This is a post I originally put up on 15/03/2014 but it still rings true today. As we begin a brand new chapter in the story of Nigeria with a brand new president, why don’t we take the opportunity to begin a brand new chapter in what it means to be Nigerian.
I once heard a preacher say that in a marriage, you should never wonder if your partner is cheating because it is none of your business, instead of spending time worrying about what they might be doing, you should spend your time on being the best partner you can be, do your part and do it well. Because the fact is that, if you keep wondering about it, whether or not they’re doing it, you’ll start to react sort of negatively towards them eventually.
I think this can be applied to Nigerians, a friend once told me that Nigeria was not meant to be one country and it is simply an invention, but whatever the case, we are one now and it is up to us to make it work. This can only happen when we stop suspecting the next person of something just because they’re of a different tribe, when we stop assuming that just because we don’t speak the same language, they won’t be nice to us. Many of us have never actually experienced these things, we just work off of the stories and insinuations we’ve heard over and over. Let’s simply work on being the best version of us we can be.

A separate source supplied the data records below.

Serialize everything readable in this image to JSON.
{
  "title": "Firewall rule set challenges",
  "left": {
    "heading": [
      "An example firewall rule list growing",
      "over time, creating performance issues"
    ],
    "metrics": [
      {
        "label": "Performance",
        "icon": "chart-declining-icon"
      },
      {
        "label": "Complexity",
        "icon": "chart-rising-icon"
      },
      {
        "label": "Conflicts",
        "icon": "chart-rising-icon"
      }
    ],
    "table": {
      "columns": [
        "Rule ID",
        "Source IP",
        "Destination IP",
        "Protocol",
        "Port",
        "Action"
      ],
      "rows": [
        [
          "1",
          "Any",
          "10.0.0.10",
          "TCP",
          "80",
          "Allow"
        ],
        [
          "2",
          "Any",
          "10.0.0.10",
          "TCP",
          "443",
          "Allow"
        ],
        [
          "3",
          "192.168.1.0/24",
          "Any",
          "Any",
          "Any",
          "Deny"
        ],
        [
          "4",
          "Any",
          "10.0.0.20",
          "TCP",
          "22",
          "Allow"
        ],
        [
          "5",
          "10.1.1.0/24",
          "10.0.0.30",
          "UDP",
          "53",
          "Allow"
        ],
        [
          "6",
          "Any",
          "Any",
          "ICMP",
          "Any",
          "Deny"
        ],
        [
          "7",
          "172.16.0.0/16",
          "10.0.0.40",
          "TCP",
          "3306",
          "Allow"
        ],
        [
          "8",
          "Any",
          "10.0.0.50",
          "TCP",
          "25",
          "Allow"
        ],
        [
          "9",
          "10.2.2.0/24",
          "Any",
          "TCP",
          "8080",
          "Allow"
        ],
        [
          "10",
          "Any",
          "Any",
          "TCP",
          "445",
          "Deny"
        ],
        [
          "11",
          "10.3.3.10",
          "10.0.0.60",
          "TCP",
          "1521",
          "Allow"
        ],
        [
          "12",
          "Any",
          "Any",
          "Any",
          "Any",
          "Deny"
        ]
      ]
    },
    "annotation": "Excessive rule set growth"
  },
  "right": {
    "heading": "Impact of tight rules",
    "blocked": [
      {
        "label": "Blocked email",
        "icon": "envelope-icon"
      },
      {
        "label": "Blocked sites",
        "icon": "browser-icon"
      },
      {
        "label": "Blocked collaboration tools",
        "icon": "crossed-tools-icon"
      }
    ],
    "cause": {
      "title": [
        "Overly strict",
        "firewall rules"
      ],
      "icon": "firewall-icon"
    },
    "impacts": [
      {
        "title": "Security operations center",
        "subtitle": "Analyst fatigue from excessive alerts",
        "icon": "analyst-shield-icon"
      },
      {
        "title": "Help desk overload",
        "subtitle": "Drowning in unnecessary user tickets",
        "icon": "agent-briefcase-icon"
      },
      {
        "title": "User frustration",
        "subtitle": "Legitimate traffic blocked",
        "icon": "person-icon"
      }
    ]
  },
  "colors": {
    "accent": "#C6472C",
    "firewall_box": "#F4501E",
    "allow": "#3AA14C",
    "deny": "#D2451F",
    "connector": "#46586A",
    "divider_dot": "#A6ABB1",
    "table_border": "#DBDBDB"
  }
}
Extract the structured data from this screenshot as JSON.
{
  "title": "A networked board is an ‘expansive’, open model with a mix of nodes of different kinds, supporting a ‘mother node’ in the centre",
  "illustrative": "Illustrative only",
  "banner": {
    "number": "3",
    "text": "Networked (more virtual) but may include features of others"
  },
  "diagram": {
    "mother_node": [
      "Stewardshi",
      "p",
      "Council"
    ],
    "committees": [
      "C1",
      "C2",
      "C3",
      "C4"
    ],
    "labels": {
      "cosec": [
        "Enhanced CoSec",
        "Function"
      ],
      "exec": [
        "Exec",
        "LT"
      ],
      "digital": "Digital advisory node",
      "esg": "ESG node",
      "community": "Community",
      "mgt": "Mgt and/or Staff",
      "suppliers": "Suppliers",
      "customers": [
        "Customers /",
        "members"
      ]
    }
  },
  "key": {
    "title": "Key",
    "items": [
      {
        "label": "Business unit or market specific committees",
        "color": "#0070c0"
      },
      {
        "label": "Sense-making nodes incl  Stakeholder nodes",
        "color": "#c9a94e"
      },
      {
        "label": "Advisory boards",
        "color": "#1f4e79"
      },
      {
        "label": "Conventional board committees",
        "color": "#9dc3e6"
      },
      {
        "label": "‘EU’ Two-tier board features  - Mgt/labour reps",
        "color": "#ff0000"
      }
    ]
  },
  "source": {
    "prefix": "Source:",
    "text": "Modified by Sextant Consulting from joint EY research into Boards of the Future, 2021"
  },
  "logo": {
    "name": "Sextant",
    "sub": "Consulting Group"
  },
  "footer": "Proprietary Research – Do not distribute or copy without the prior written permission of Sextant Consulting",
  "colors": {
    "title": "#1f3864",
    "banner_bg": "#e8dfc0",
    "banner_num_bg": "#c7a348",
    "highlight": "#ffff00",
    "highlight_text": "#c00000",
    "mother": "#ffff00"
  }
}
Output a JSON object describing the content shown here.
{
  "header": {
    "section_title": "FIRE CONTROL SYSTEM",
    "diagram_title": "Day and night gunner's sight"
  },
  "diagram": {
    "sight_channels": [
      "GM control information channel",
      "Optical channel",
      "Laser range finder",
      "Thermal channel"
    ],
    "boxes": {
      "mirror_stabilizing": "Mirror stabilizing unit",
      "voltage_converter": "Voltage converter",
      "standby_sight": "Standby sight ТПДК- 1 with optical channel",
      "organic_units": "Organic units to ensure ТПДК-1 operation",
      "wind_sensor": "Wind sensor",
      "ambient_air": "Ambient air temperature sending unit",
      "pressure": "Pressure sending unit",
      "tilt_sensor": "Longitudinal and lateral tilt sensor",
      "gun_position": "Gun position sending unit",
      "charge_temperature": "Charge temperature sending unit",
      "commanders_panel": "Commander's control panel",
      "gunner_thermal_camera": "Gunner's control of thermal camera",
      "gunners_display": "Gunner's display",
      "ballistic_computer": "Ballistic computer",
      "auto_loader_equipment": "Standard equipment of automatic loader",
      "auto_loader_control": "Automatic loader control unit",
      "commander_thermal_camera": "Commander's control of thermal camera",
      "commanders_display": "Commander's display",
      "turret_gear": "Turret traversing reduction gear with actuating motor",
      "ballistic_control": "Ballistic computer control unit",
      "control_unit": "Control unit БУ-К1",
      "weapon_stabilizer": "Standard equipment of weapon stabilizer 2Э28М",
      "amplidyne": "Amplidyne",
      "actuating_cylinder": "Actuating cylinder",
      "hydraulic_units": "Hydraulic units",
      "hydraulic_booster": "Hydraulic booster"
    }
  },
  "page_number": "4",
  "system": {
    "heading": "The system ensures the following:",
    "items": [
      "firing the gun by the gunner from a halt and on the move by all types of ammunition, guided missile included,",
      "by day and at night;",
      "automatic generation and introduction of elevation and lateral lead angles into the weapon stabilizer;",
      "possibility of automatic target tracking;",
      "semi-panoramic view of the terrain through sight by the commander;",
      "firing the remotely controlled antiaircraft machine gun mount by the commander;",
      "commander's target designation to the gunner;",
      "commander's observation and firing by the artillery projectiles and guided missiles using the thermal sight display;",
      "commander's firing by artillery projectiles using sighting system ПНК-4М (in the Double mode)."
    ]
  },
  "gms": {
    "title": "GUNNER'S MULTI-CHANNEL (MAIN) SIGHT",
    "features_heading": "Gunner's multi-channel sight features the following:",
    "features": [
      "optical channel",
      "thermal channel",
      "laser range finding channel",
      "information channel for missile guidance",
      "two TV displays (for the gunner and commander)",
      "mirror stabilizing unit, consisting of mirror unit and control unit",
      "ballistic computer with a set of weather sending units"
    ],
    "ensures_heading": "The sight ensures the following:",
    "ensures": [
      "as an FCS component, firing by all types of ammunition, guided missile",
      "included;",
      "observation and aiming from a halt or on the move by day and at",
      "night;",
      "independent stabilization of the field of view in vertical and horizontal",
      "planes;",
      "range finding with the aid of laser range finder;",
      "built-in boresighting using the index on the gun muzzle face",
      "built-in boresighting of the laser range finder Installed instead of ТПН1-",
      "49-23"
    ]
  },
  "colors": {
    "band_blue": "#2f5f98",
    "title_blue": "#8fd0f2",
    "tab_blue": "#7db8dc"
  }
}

Just like in all human interaction, be kind. Always.
In a class a few days ago, the teacher asks, “of the 3 major ethnic groups in Nigeria, which one has the highest percentage in Abuja?”… an argument starts among the Nigerians in class, the arguments ranged from, “Abuja does not belong to anybody” to “it depends on which part of Abuja you go to”
In another class, the teacher asks us to each select an on-going violent conflict to write a research paper on, and one Nigerian boy asks if he can write about Boko-Haram in Nigeria but the teacher says no, you cannot write about a conflict going on in an area where you are from and this boy, with almost equal parts of pride and maybe, disgust in his tone and body language responds “I’m not from there, I’m from the South of Nigeria”
Do I even have to tell you the teacher looked a tad confused?
Honesty, in both classes, I felt a strong urge to just scream, maybe the urge was a little stronger in the former actually.
But seriously, people!!! Why do we fight over everything? Do we ever feel like one people? Does being Nigeria mean anything?
Most “Nigerians” now feel more igbo, or hausa, or yourba or jukun before they feel Nigerian, if they even feel that at all.
When we meet people, why is asking what state in Nigeria they come from one of the first questions we ask, are we asking just to know them better or do we judge them based on that information?
Most of the conflicts in the world today are within countries, citizens fighting and killing each other for reasons such as ethnic, religious or political differences… do we really just want to live in a world where its just people that live and think exactly like us? Wouldn’t that be kinda boring? Or isn’t that the end game of killing people who oppose us or are different or pray to God in a different manner or speak a different language? We’re looking to get rid of anyone who’s different to us, right?
A friend said to me recently that all conflict is built on a foundation of pride and selfishness. I don’t know.
I know that ethnic differences and conflicts are not peculiar to Nigeria. It just saddens me the most.
There’s no real point to this post actually, except to throw out some of these burning questions that play over and over in my head. Maybe someone out there has some answers that can help me sleep better. Because let me tell you, these are some of the questions that keep me up at night.